As expected, the 2019 budget aims to slow the pace of fiscal consolidation and provide a public sector boost to economic output. TOMA IMIRHE examines the incumbent government’s first cautious steps towards a post IMF supply side driven growth strategy
The 2019 budget has been intensely anticipated because it is meant to reveal whether the incumbent government is as committed to replacing International Monetary Fund driven demand management with supply side economic policy, as it claimed it was on the electoral campaign trail in 2016.
Since assuming power, the following year, several top tier government officials have reaffirmed that commitment and indeed the government has not hidden its desire to get out of the IMFs supervision as quickly as possible. That desire was delayed by one year at the firm insistence of the Fund to enable Ghana correct the fiscal slippages suffered in the run up to the 2016 general election; yet, for 2018 government refused to cut its fiscal deficit target to the 3.9% of Gross Domestic Product set by the IMF, opting instead for slower fiscal consolidation with a target of 4.5%.
Instructively, for 2019, although government is continuing fiscal consolidation by lowering its fiscal target to 4.2%, this is still higher than the 3.9% the IMF wanted Ghana to end its Extended Credit Facility programme with.
All this confirms that Ghana is on the cusp of a sharp change of economic management strategy, but even with the IMF preparing to depart, government is still going about it with lots of caution. This is prudent, not just to ensure that the recent gains with regards to the restoration of macro-economic stability are sustained, but also because the Fund still has the power to influence the international financial, investment and development assistance communities and Ghana needs them all more than ever, despite its determination to take the country “beyond aid.”
Instructively, government has reset its medium-term fiscal deficit target at between 3.5% and 5%, up from its earlier target of an average of 3.5%. Indeed, government intends to legislate a 5% cap on the annual fiscal deficit and establish a Fiscal Council to enforce it.
However, even with slower fiscal consolidation than under the IMF, government knows it will need lots of private investment, much of it from abroad. Its success in negotiating major new financing deals, and expectations that it can conclude more next year have encouraged it to plan a 55% increase in capital expenditure, to GHc8.5 billion.
The first US$500 million tranche of the US$2 billion bauxite leveraged infrastructure financing deal is being expected during the first quarter of 2019. VAT receivables will be used to support US$1.5 billion in debt financing, to be received in three tranches, for educational sector infrastructure. Government is also planning another Eurobond issuance in 2019, of up to US$3 billion. While US$1 billion will be used to part finance the 2019 fiscal deficit and another part will be used to refinance already existing debt, up to US$1 billion would be available for financing new infrastructure.
Spending is to be stepped up for the one district one factory initiative and the rehabilitation of viable but distressed enterprises as well.

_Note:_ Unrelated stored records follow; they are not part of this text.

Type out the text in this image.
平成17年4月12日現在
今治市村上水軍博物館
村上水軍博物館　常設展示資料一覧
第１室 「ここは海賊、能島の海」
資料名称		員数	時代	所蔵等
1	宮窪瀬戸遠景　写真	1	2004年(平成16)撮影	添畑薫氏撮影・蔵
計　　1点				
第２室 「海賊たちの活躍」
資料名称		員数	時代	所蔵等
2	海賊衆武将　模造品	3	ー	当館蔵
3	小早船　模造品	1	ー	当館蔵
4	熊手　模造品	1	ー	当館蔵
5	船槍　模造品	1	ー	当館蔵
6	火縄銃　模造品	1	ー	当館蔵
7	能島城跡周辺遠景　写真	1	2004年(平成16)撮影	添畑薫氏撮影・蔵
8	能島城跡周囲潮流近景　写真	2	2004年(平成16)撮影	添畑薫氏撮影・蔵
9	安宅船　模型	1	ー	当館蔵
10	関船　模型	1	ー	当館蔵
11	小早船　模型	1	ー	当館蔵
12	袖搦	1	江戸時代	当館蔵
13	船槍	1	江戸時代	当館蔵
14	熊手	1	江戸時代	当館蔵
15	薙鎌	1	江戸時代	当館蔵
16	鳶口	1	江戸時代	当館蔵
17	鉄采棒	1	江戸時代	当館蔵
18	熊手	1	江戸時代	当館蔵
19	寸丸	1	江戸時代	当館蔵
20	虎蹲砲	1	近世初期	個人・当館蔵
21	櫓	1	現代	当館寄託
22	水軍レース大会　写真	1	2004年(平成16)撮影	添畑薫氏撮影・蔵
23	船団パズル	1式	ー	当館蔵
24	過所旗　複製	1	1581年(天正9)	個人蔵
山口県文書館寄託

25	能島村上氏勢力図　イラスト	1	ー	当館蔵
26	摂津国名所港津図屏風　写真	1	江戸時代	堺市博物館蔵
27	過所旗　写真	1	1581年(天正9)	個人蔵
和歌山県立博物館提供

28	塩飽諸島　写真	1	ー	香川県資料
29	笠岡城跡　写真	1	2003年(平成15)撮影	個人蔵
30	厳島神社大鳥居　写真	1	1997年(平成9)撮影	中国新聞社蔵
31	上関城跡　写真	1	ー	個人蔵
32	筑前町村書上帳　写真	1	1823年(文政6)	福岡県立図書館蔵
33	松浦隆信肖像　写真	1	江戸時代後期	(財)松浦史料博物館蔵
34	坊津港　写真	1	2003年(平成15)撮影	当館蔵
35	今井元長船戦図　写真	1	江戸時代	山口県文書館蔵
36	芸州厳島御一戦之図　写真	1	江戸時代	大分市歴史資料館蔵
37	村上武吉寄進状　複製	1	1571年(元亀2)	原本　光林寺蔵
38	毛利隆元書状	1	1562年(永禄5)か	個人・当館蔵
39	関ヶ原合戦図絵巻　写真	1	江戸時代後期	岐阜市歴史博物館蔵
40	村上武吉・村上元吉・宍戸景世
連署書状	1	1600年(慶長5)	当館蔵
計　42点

This is aimed at both improving the operating environment for business and injecting more liquidity into the economy. Government’s supply side driven economic growth aspirations have been given a further boost by the recent rebasing of the economy which has reduced Ghana’s public debt to GDP ratio to about 55%, much lower than the peak of 73% reached in 2016 and government sees this as more room for borrowing.
The rebasing has also given government a strong case for generating more tax revenues. Following the rebasing Ghana’s tax revenues as a proportion of GDP has fallen to just 21.5%, barely half of the average range of between 22% and 25% achieved by other countries ranked as lower middle income.
At last, a government of Ghana has devised a strategy to broaden the tax net to capture many, if not most of the eight million or so people in the country who are earning incomes but are not paying any income tax. Presenting next year’s budget to Parliament, Finance Minister Ken Ofori Atta warned that tax evaders will henceforth be deprived of access to all sorts of public goods and services and even run the risk of prosecution. However, government will have to work fast at this or the opportunity may pass for now; the closer it gets to the next general election, the less political will government will be able to muster to tackle members of the electorate who are evading taxes.
For 2019, significantly improved tax compliance and administration will be crucial since government is counting on a 25.5% increase in domestic revenues – to GHc57.8 billion- over the projected out turn for 2018 to fund an increase in public expenditure. Non-oil tax revenues will make up most of this, projected at GHc42.5 billion, but shortfall of nearly 10% in revenues over each of first two years of the incumbent government’s tenure has raised concerns as to whether the 2019 target can actually be met.
Importantly, government is also expected newly recapitalized banks, with cleaned up balance sheets to increase their credit growth to the public sector as well. Indeed, government is prudently looking up to private sector financing, in the form of public private partnerships and direct investments, to increase Ghana’s economic output capacity.
This means the objectives of the budget can be largely achieved even if all the financing planned for is not secured. Just as importantly, it creates the possibility of supply side driven economic growth being achieved without compromising fiscal consolidation. Even if the pace is slowed somewhat.